The Attempt at a Solution

I know how to break this problem up into the x and y direction

Y Direction:
Ft cosθ - Fg = 0

X Direction:
Ft sinθ - Fg = mv² / r

The hint says to find the inward radial component. I'm guessing this means to find r, because I think that is the only thing missing for me to solve this. To find r I think I would use some combination of the length of the string and theta, but don't exactly know.

Thanks for any help!

 

[TSny]

The "inward radial component of the string's tension" is just the horizontal component of the the tension force (i.e., what you called the X component of Ft).

You've got -Fg acting in both the Y-direction and X-direction?

You should be able to express r in terms of d and theta using trig on an appropriate right triangle.

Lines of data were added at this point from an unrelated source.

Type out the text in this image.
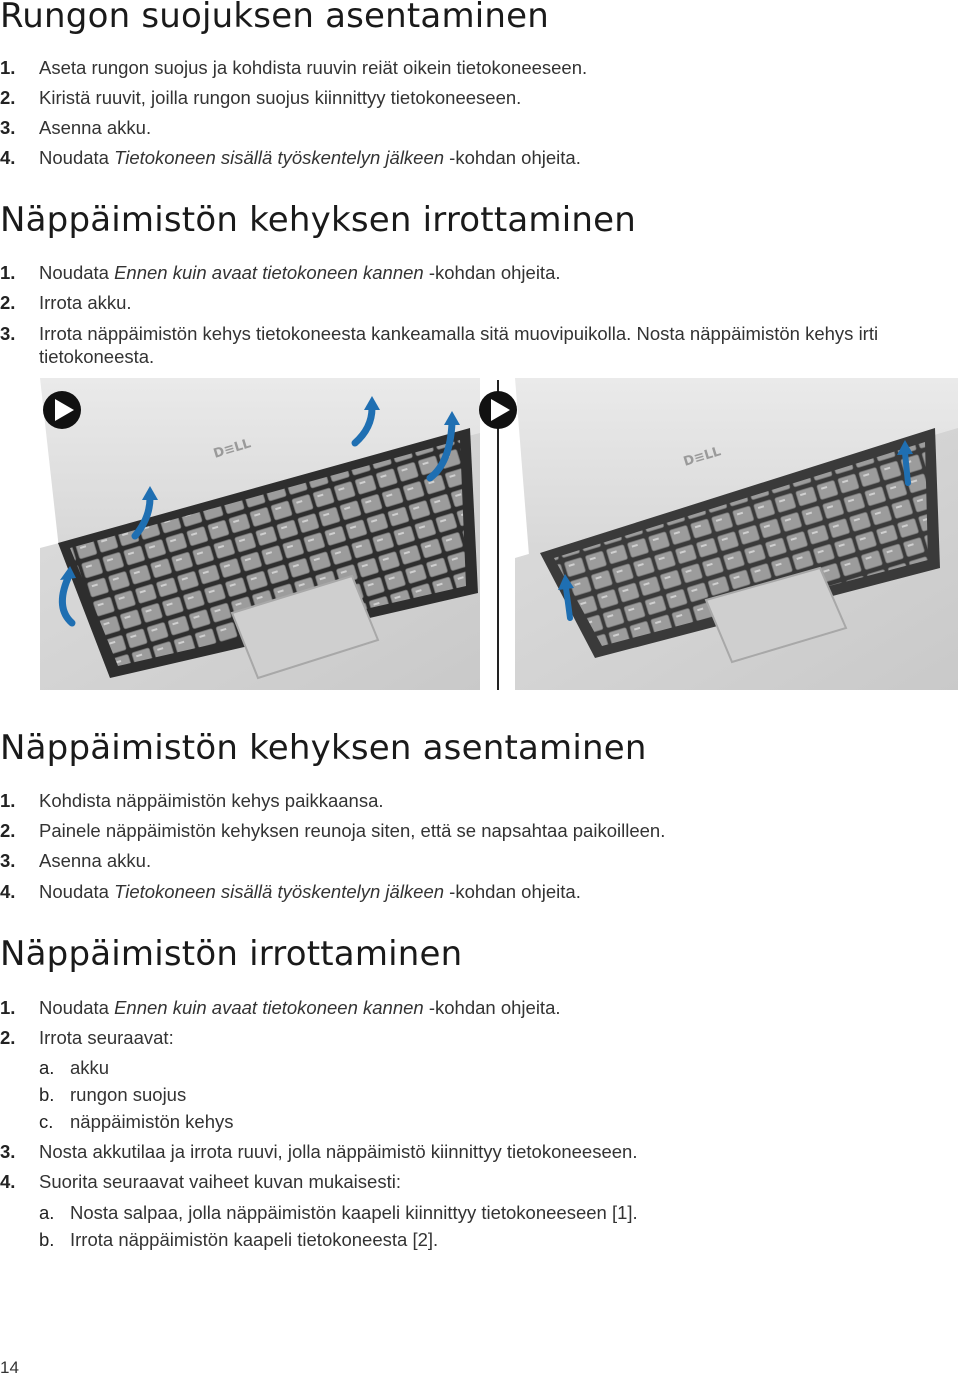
Rungon suojuksen asentaminen
1. Aseta rungon suojus ja kohdista ruuvin reiät oikein tietokoneeseen.
2. Kiristä ruuvit, joilla rungon suojus kiinnittyy tietokoneeseen.
3. Asenna akku.
4. Noudata Tietokoneen sisällä työskentelyn jälkeen -kohdan ohjeita.
Näppäimistön kehyksen irrottaminen
1. Noudata Ennen kuin avaat tietokoneen kannen -kohdan ohjeita.
2. Irrota akku.
3. Irrota näppäimistön kehys tietokoneesta kankeamalla sitä muovipuikolla. Nosta näppäimistön kehys irti tietokoneesta.
D≡LL	D≡LL
Näppäimistön kehyksen asentaminen
1. Kohdista näppäimistön kehys paikkaansa.
2. Painele näppäimistön kehyksen reunoja siten, että se napsahtaa paikoilleen.
3. Asenna akku.
4. Noudata Tietokoneen sisällä työskentelyn jälkeen -kohdan ohjeita.
Näppäimistön irrottaminen
1. Noudata Ennen kuin avaat tietokoneen kannen -kohdan ohjeita.
2. Irrota seuraavat:
a. akku
b. rungon suojus
c. näppäimistön kehys
3. Nosta akkutilaa ja irrota ruuvi, jolla näppäimistö kiinnittyy tietokoneeseen.
4. Suorita seuraavat vaiheet kuvan mukaisesti:
a. Nosta salpaa, jolla näppäimistön kaapeli kiinnittyy tietokoneeseen [1].
b. Irrota näppäimistön kaapeli tietokoneesta [2].
14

You'll have two unknowns, Ft and v. But you'll also have two equations. Try eliminating Ft and solving for v.

 

[frogjg2003]

When it was talking about the vertical and inward radial components, it was talking about finding Ft_y and Ft_x, which is what you have already done. You know r because you know d and θ. Just solve the two equations for v, and you're all set.

 

[joe426]

There is no -Fg in the x direction, silly me.
r = Ft sinθ?

Y Direction:
Ft cosθ - Fg = 0
Ft = Fg / cosθ ??

X Direction:
Ft sinθ = mv² / r
(Fg / cosθ)sinθ = mv² / (Fg / cosθ)sinθ

? lol I am so confused

 

[TSny]

There is no -Fg in the x direction, silly me.
r = Ft sinθ?

Get an expression for r in terms of d and theta, not in terms of Ft and theta. Consider the right triangle where the string is the hypotenuse and the radius r is the side opposite theta.

Y Direction:
Ft cosθ - Fg = 0
Ft = Fg / cosθ ??

yes

X Direction:
Ft sinθ = mv² / r
(Fg / cosθ)sinθ = mv² / (Fg / cosθ)sinθ

For r, use the expression derived from the right triangle mentioned above.

 

[joe426]

Get an expression for r in terms of d and theta, not in terms of Ft and theta. Consider the right triangle where the string is the hypotenuse and the radius r is the side opposite theta.

yes


For r, use the expression derived from the right triangle mentioned above.

Ohhh. r = dsinθ. Whick makes...

((mg / cosθ)sinθdsinθ) / m = v²

Then I would just take the square root of both sides.

Thanks for all the help again guys!